Brazil, China and India should participate more in the international donor system if the problem of global hunger is to be adequately addressed, according to the head of the US-based International Food Policy Research Institute (IFPRI).
The number of hungry people continues to increase, said Shenggen Fan, speaking to SciDev.Net on the eve of the G8 Summit of world leaders — to be held in Canada tomorrow (25 June) — which will be followed by the G20 summit of the world's major economies.
Fan said new players are needed in global development for food security — including emerging economies, philanthropists and industry — to enable concerted action.
"The traditional donors — the US Agency for International Development, the [UK-based] Department for International Development, and the World Bank — need to include the Brazilians, Chinese and Indians in dialogue."

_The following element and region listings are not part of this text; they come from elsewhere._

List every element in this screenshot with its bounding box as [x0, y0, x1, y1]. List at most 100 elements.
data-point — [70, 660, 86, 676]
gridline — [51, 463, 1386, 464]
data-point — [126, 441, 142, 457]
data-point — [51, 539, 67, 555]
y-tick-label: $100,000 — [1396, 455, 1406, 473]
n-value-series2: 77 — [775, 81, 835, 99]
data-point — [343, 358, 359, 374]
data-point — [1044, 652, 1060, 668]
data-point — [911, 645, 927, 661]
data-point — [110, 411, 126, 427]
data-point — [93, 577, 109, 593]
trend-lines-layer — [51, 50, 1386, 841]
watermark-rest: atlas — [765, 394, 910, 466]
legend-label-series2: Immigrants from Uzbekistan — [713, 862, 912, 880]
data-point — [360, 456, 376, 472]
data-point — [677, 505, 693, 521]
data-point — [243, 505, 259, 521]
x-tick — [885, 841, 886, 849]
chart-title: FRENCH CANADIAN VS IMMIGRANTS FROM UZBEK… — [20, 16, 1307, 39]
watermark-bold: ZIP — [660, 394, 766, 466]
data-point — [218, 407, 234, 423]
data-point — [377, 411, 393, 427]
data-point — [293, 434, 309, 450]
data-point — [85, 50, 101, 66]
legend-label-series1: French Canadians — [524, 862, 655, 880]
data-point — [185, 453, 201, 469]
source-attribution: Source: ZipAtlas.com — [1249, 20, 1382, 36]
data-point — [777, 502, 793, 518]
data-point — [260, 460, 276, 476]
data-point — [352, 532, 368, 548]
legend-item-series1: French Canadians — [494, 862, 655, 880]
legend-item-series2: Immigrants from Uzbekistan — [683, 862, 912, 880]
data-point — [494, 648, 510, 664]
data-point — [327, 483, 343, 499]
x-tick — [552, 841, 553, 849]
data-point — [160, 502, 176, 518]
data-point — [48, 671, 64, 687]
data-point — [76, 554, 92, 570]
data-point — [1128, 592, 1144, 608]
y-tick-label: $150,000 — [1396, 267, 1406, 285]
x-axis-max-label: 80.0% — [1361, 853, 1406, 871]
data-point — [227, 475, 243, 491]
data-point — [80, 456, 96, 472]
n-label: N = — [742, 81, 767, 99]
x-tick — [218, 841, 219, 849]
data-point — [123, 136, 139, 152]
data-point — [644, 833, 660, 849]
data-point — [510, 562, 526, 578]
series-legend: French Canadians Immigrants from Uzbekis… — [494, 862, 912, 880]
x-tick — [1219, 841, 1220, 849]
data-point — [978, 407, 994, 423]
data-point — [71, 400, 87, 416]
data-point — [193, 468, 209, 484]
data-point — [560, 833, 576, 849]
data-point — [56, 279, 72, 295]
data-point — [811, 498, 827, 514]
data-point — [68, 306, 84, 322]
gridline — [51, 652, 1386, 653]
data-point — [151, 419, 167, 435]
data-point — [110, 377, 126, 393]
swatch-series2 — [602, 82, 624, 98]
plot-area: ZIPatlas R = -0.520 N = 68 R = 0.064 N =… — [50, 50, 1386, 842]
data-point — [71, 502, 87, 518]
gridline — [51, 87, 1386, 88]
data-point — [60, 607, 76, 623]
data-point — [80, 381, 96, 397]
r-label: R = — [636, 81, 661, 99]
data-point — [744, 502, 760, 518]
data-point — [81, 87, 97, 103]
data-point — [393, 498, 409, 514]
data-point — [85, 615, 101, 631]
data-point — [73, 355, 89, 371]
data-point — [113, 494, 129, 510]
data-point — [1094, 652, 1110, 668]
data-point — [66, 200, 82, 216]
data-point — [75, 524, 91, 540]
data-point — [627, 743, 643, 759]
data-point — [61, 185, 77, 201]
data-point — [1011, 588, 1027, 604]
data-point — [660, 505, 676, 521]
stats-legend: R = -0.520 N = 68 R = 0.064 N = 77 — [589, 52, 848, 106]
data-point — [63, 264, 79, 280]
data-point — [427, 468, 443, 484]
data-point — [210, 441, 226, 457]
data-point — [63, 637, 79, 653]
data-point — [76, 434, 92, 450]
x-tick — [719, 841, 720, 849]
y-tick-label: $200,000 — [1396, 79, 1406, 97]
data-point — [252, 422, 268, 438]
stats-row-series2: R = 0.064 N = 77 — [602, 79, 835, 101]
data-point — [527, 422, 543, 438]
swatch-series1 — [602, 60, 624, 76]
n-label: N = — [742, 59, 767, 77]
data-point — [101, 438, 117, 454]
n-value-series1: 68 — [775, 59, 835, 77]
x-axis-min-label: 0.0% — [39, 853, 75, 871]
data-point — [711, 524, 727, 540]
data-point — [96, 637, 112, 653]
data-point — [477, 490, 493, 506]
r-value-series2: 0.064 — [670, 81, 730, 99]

These three countries are increasingly funding agriculture and providing technical expertise to other developing countries, and have a wealth of experience in grappling with food security, Fan said.
For example, China's overall aid to Africa is estimated to have almost quadrupled from US$684 million in 2001 to US$2.5 billion in 2009 according to 'Halving Hunger', a report launched by IFPRI yesterday.
But although some work has been done, for example, within the G20, to include Brazil, China and India, "these are baby steps — there is still a long way to go".
Fan acknowledged that recent acquisitions of land — particularly in Africa — by countries such as China, India and the Gulf states in order to export cheap food for their own populations, had raised suspicions about their intentions.
The solution is better coordination with international players, and more transparency.
"We do need a code of conduct to guide investment in Africa ... to ensure that recipients of investments should not suffer from food security issues," he said.
But there is no code because of a lack of political will "on a global level".
"I personally think these countries' investment in Africa and Latin America can benefit [everyone] so that it is win-win," he said.
Fan also called on philanthropic organisations to be "fully integrated in the global food security agenda".
He said he was referring in particular to the Bill and Melinda Gates Foundation, which has been active in international agricultural research. "They should be more prominent on the G8 platform. They take risks, they innovate and they do things differently [from governments]."
Halving Hunger warns that food security is slipping down the G20 agenda.
"Five years after G8 leaders promised at Gleneagles to increase development assistance, and one year after they promised to advance global food security at their summit in L'Aquila, the number of poor and hungry people is increasing," the report says.